|Ph.D Thesis||Department of Medicine|
|Supervisor:||Prof. Gepstein Lior|
The adult heart has limited regenerative capacity and hence any significant loss of heart cells is mostly irreversible and may lead to progressive heart failure. Given these circumstances, it is of high importance that we develop new therapeutic strategies for the treatment of heart failure. A possible novel therapeutic strategy for heart failure may be to increase the number of working myocytes within the diseased area by implantation of functional cells. Since human fetal cardiomyocytes cannot be obtained in sufficient quantities for clinical use, a search for alternate cell sources has begun.

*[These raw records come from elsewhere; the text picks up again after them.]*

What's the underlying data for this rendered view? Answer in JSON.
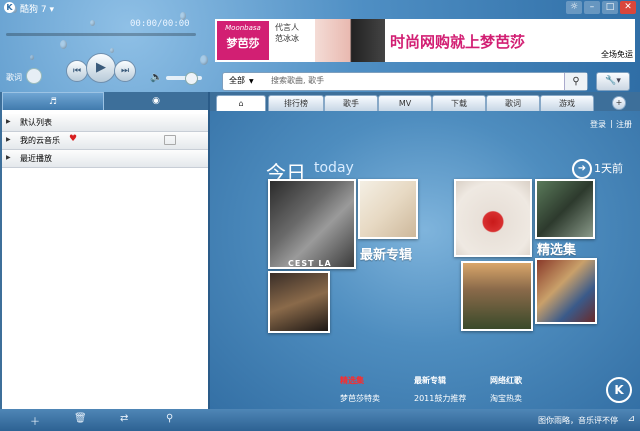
{
  "window": {
    "title": "酷狗 7",
    "title_arrow": "▾",
    "min_btn": "–",
    "max_btn": "□",
    "close_btn": "✕",
    "skin_btn": "☼"
  },
  "player": {
    "time": "00:00/00:00",
    "progress": 0,
    "lyrics_label": "歌词",
    "volume_level": 0.7
  },
  "ad": {
    "brand_en": "Moonbasa",
    "brand_cn": "梦芭莎",
    "spokes_1": "代言人",
    "spokes_2": "范冰冰",
    "slogan": "时尚网购就上梦芭莎",
    "footer": "全场免运"
  },
  "search": {
    "category": "全部",
    "placeholder": "搜索歌曲, 歌手"
  },
  "left_tabs": [
    {
      "name": "music-tab",
      "icon": "music-note-icon"
    },
    {
      "name": "radio-tab",
      "icon": "disc-icon"
    }
  ],
  "playlists": [
    {
      "label": "默认列表"
    },
    {
      "label": "我的云音乐"
    },
    {
      "label": "最近播放"
    }
  ],
  "main_tabs": [
    {
      "label": "排行榜"
    },
    {
      "label": "歌手"
    },
    {
      "label": "MV"
    },
    {
      "label": "下载"
    },
    {
      "label": "歌词"
    },
    {
      "label": "游戏"
    }
  ],
  "account": {
    "login": "登录",
    "separator": "|",
    "register": "注册"
  },
  "today": {
    "cn": "今日",
    "en": "today",
    "days_ago": "1天前",
    "new_album_label": "最新专辑",
    "featured_label": "精选集",
    "cover_text": "CEST LA"
  },
  "links": [
    {
      "header": "精选集",
      "item": "梦芭莎特卖"
    },
    {
      "header": "最新专辑",
      "item": "2011鼓力推荐"
    },
    {
      "header": "网络红歌",
      "item": "淘宝热卖"
    }
  ],
  "status": {
    "text": "图你雨略，音乐评不停"
  },
  "colors": {
    "accent": "#2f6ea6",
    "brand": "#d21f73",
    "header_red": "#ff2a2a"
  }
}
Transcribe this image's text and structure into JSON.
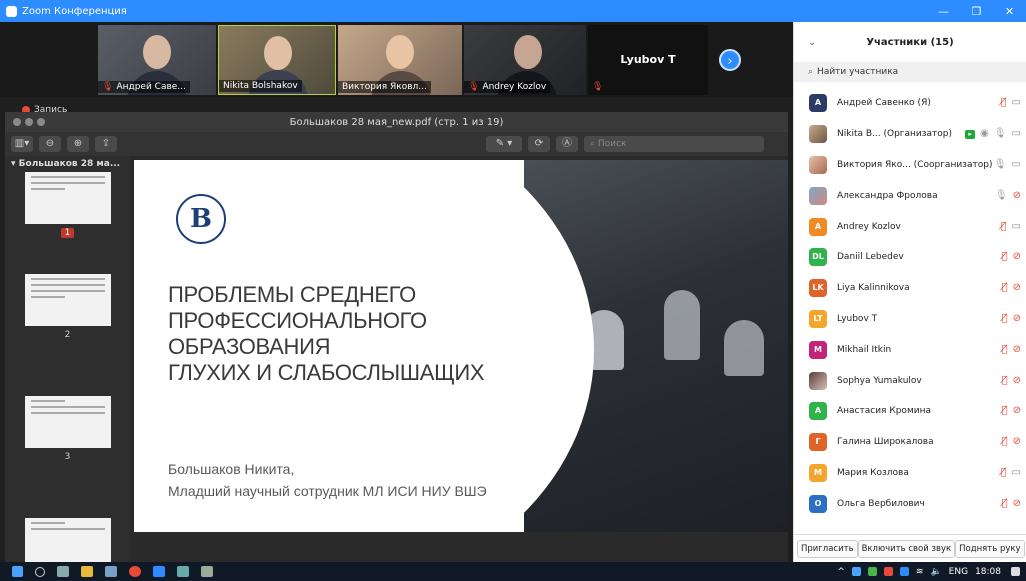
{
  "window": {
    "title": "Zoom Конференция"
  },
  "window_controls": {
    "minimize": "—",
    "maximize": "❐",
    "close": "✕"
  },
  "videos": [
    {
      "name": "Андрей Саве..."
    },
    {
      "name": "Nikita Bolshakov"
    },
    {
      "name": "Виктория Яковл..."
    },
    {
      "name": "Andrey Kozlov"
    },
    {
      "name": "Lyubov T"
    }
  ],
  "video_next": "›",
  "recording": {
    "label": "Запись"
  },
  "pdf": {
    "title": "Большаков 28 мая_new.pdf (стр. 1 из 19)",
    "search_placeholder": "Поиск",
    "sidebar_title": "Большаков 28 ма...",
    "page_numbers": [
      "1",
      "2",
      "3"
    ]
  },
  "slide": {
    "logo_letter": "В",
    "title_lines": [
      "ПРОБЛЕМЫ СРЕДНЕГО",
      "ПРОФЕССИОНАЛЬНОГО",
      "ОБРАЗОВАНИЯ",
      "ГЛУХИХ И СЛАБОСЛЫШАЩИХ"
    ],
    "author_lines": [
      "Большаков Никита,",
      "Младший научный сотрудник МЛ ИСИ НИУ ВШЭ"
    ]
  },
  "participants_panel": {
    "title": "Участники (15)",
    "search_placeholder": "Найти участника",
    "participants": [
      {
        "initials": "А",
        "name": "Андрей Савенко (Я)",
        "color": "#2b3b66",
        "mic": "muted",
        "cam": "on"
      },
      {
        "initials": "",
        "name": "Nikita B... (Организатор)",
        "color": "",
        "mic": "on",
        "cam": "on",
        "share": true,
        "photo": "photo1"
      },
      {
        "initials": "",
        "name": "Виктория Яко... (Соорганизатор)",
        "color": "",
        "mic": "on",
        "cam": "on",
        "photo": "photo2"
      },
      {
        "initials": "",
        "name": "Александра Фролова",
        "color": "",
        "mic": "on",
        "cam": "off",
        "photo": "photo3"
      },
      {
        "initials": "A",
        "name": "Andrey Kozlov",
        "color": "#f08a24",
        "mic": "muted",
        "cam": "on"
      },
      {
        "initials": "DL",
        "name": "Daniil Lebedev",
        "color": "#2fb34a",
        "mic": "muted",
        "cam": "off"
      },
      {
        "initials": "LK",
        "name": "Liya Kalinnikova",
        "color": "#e0632a",
        "mic": "muted",
        "cam": "off"
      },
      {
        "initials": "LT",
        "name": "Lyubov T",
        "color": "#f3a62b",
        "mic": "muted",
        "cam": "off"
      },
      {
        "initials": "M",
        "name": "Mikhail Itkin",
        "color": "#c4237a",
        "mic": "muted",
        "cam": "off"
      },
      {
        "initials": "",
        "name": "Sophya Yumakulov",
        "color": "",
        "mic": "muted",
        "cam": "off",
        "photo": "photo4"
      },
      {
        "initials": "А",
        "name": "Анастасия Кромина",
        "color": "#2fb34a",
        "mic": "muted",
        "cam": "off"
      },
      {
        "initials": "Г",
        "name": "Галина Широкалова",
        "color": "#e0632a",
        "mic": "muted",
        "cam": "off"
      },
      {
        "initials": "М",
        "name": "Мария Козлова",
        "color": "#f3a62b",
        "mic": "muted",
        "cam": "on"
      },
      {
        "initials": "О",
        "name": "Ольга Вербилович",
        "color": "#2d6fc4",
        "mic": "muted",
        "cam": "off"
      }
    ],
    "buttons": {
      "invite": "Пригласить",
      "unmute": "Включить свой звук",
      "raise_hand": "Поднять руку"
    }
  },
  "taskbar": {
    "language": "ENG",
    "time": "18:08"
  },
  "colors": {
    "zoom_blue": "#2d8cff",
    "muted_red": "#e84a3a"
  }
}
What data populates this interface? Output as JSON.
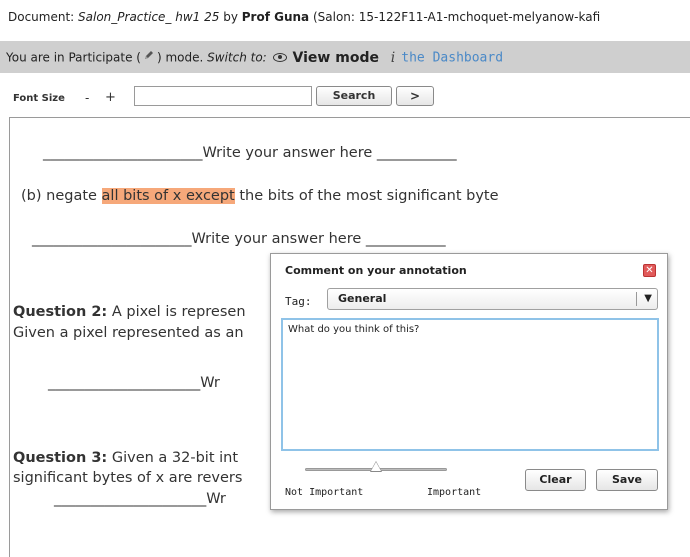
{
  "document_bar": {
    "prefix": "Document: ",
    "doc_name": "Salon_Practice_ hw1 25",
    "by": " by ",
    "author": "Prof Guna",
    "salon": " (Salon: 15-122F11-A1-mchoquet-melyanow-kafi"
  },
  "mode_bar": {
    "prefix": "You are in Participate (",
    "suffix": ") mode. ",
    "switch_to": "Switch to:",
    "view_mode": "View mode",
    "info_glyph": "i",
    "dashboard": "the Dashboard"
  },
  "toolbar": {
    "font_size_label": "Font Size",
    "minus": "-",
    "plus": "+",
    "search_value": "",
    "search_button": "Search",
    "go_button": ">"
  },
  "document": {
    "blank1_pre": "______________________",
    "blank1_text": "Write your answer here",
    "blank1_post": "___________",
    "b_pre": "(b) negate ",
    "b_highlight": "all bits of x except",
    "b_post": " the bits of the most significant byte",
    "blank2_pre": "______________________",
    "blank2_text": "Write your answer here",
    "blank2_post": "___________",
    "q2_label": "Question 2:",
    "q2_text": " A pixel is represen",
    "q2_line2": "Given a pixel represented as an",
    "blank3_pre": "_____________________",
    "blank3_text": "Wr",
    "q3_label": "Question 3:",
    "q3_text": " Given a 32-bit int",
    "q3_line2": "significant bytes of x are revers",
    "blank4_pre": "_____________________",
    "blank4_text": "Wr"
  },
  "comment_popup": {
    "title": "Comment on your annotation",
    "close_glyph": "✕",
    "tag_label": "Tag:",
    "tag_value": "General",
    "tag_arrow": "▼",
    "comment_value": "What do you think of this?",
    "importance": 0.5,
    "low_label": "Not Important",
    "high_label": "Important",
    "clear_button": "Clear",
    "save_button": "Save"
  }
}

The recently described, human embryonic stem cells (ES) lines are continuously growing stem cells lines of embryonic origin first isolated from the inner cell mass of blastocysts. Here we describe the methodologies for derivation of human cardiomyocytes from the human ES cells. Using the embryoid body spontaneous differentiation system we coaxed these cells to differentiate to the cardiomyocyte lineage. We further show that the generated cardiomyocytes have the structural and functional phenotype of early human cardiomyocytes. Several lines of evidence confirmed the cardiomyocytic nature of these cells, including ultrastructural analysis, immunostaining, pharmacological, electrophysiological and calcium transient recordings. We then used spontaneously contracting cardiomyocyte aggregates derived from human embryonic stem cells as a novel in vitro model for conduction in human cardiac tissue. Finally, we have used a high resolution in vitro two-dimensional mapping system to assess the ability of the generated ES cell derived cardiomyocytes to structurally and functionally integrate with pre-existing cardiac cell cultures.